How to Choose a Video AI Platform and Evaluate its Results
Finally, on the far right in Figure 3 is IBM Watson Media. Watson’s results include a "person" identified for a stated duration with a 64.6 percent confidence value. You can see that you have a number of services to choose from based on the type of the media assets you need to index.
Faces, Objects, and Scenes
One key feature of any AI platform is its ability to recognize objects, faces, and scenes In my research on AI systems, there’s one thing I’ve seen AWS doing that I didn’t really find in the JSON payloads for many of the other providers. AWS has a high degree of facial recognition. You get the X/Y of eyes, nose, roll, yawn, pitch. You can also do facial matching. If you have a high-resolution picture of a face, you can tell the system, “Keep an eye out for this face and tell me when you see it in the video.”
Unlike the other three platforms, which (at this writing) work exclusively with VOD, AWS handles streaming videos. AWS Elemental can be plugged in with the company’s AI services to do AI for live content as well.
Google Cloud platform’s advantage is a wealth of scene data. Let’s say you’re producing movies or TV shows and you have a lot of long-form content, and you’re curious about scene data. Google provides a lot of scene data with per-shot annotations. You could say, “I’m watching this movie and I want to know where all the car chases are.” You could do a search for “car” and it should break up the movie and show you, “Scene 1 has a car, Scene 10 has car,” etc. If you want to know the start and end times of those appearances, it will let you know, “When I say I saw a car in Scene 1, that was seconds 0–30.”
IBM Watson Media has very in-depth detection competence. This system features tons of labels, and it even has taxonomies within those labels, so your results will indicate, “this is an animal, this is a mammal,” and so forth.
IBM Watson Media also features extensive compliance-checking, with emphasis on adult content, trademarks, violence, fraudulent materials, etc. If your use case concerns making sure that nobody is ripping off Netflix movies, IBM Watson Media may be the way to go.
Microsoft Video Indexer does a particularly good job of recognizing celebrities. If you want to find out, for example, the last time Kanye West was at a beach, Azure will show you that kind of stuff. It does OCR brands, and a little bit of explicit content detection as well.
Let’s say you want your AI platform to recognize the difference between content with dramatically divergent moods, such as Teletubbies and Dexter. Amazon Web Services provides sentiment scores on key phrase mentions and on sentences. This applies to anyone speaking in a video clip. If I’m very, very angry and I’m yelling at somebody, it’s going to return a negative sentiment. If I’m reading this article aloud, it’s probably a neutral sentiment. AWS analyzes both the sound or tone of the audio and the words that speakers use. And if I use a lot of profanity, or talk about bad things like fires, the value might lean toward the negative.
Google Cloud Platform provides sentiment analysis based on sentences and nouns—not only for sentiment, but for prominence as well. It considers a word and its sentiment in the context of the video as a whole.
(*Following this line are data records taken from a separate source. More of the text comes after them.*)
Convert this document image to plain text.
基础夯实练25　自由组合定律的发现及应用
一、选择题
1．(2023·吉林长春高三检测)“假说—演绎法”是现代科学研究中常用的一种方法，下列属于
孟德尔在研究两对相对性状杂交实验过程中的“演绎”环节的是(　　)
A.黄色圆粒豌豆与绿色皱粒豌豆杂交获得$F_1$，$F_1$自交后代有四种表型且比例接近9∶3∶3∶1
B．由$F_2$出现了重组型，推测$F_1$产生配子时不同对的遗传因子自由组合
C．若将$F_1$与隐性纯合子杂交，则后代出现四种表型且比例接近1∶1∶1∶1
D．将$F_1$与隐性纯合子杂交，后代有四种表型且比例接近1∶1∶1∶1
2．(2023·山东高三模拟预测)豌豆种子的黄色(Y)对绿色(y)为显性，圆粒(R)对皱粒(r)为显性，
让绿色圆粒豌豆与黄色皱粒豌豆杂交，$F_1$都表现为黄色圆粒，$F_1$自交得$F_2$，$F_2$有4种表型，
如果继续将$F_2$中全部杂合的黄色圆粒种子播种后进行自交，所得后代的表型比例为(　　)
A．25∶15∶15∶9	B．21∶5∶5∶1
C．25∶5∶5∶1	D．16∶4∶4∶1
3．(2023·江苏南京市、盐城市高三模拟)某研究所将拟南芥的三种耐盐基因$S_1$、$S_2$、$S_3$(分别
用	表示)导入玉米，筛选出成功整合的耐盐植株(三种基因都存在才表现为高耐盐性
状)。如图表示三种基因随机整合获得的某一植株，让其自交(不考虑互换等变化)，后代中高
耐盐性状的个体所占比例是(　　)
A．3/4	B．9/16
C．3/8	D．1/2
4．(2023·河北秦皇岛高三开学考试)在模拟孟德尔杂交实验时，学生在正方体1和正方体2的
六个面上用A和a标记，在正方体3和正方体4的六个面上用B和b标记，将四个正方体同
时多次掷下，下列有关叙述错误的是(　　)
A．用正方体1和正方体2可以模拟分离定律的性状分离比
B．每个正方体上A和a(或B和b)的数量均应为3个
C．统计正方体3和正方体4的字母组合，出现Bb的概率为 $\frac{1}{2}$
Watson may be the most mature system in this regard. As you can see in the far-right column in Figure 3, Watson scored the clip I uploaded on anger, sadness, joy, fear, and disgust. Watson scores text on a scale of 0–1 and evaluates overall sentiment as well.
Azure Video Indexer does a reasonably good job with sentiment, providing scores on sentences and videos broken down into percentages.
If sentiment is a very important thing to you, I recommend looking at Watson Media. If you just want to validate the functionality via a proof of concept, try Google or AWS.
Surveillance is an area that is going to drive a lot of AI development in regard to object detection. One of the biggest challenges organizations face is trying to determine, out of a 24/7 video stream that is generally very boring to watch, when there’s an incident.
Being able to use AI to notify us of anomalies in security footage is a very powerful thing, and some companies have sprouted up specifically to do that. Google now offers its Nest Cam security cameras that you can use at your house—inside or outside—and it can notify you when it notices that things may be amiss. This is definitely an up-and-coming area.
AWS offers Kinesis for processing and analyzing video streams, but it requires you to use its own SDKs. The nice thing is, if you or your developers know some .NET or C++, you could take AWS’s SDK and do what’s called a Producer and a Consumer. The Producer throws the live stream data into a stream that is processed through its services. The Consumer watches for whatever you want it to watch for, whether it’s a car going too fast, a specific face, etc.
Out of the box, the AWS SDK provides the ability to do facial detection. In the AWS booth at NAB 2018, they had a computer with a camera, and it used Kinesis video streams to count the number of people that walked by their booth during the day. That computer actually showed a graph on a timeline of how many people were walking by at noon, 2 p.m., 3:15, etc.
Because Kinesis has an SDK and AWS does have other services, you could theoretically build in additional features by taking that data down at periodic points and sending it over to the services that require VOD or other prerecorded content, and then processing it that way, using 30-second chunks and the like.
For stream monitoring, Google Cloud does a 5-minute streaming transcription. It’s done, essentially, from a dictation perspective. It will likely evolve in the future, but for now, that’s what’s publicly available.
Currently, Watson doesn’t offer any stream-monitoring features, but I’ve spoken with a senior product rep at IBM Cloud who said surveillance was on the roadmap. With Azure Video Indexer, we haven’t seen anything yet.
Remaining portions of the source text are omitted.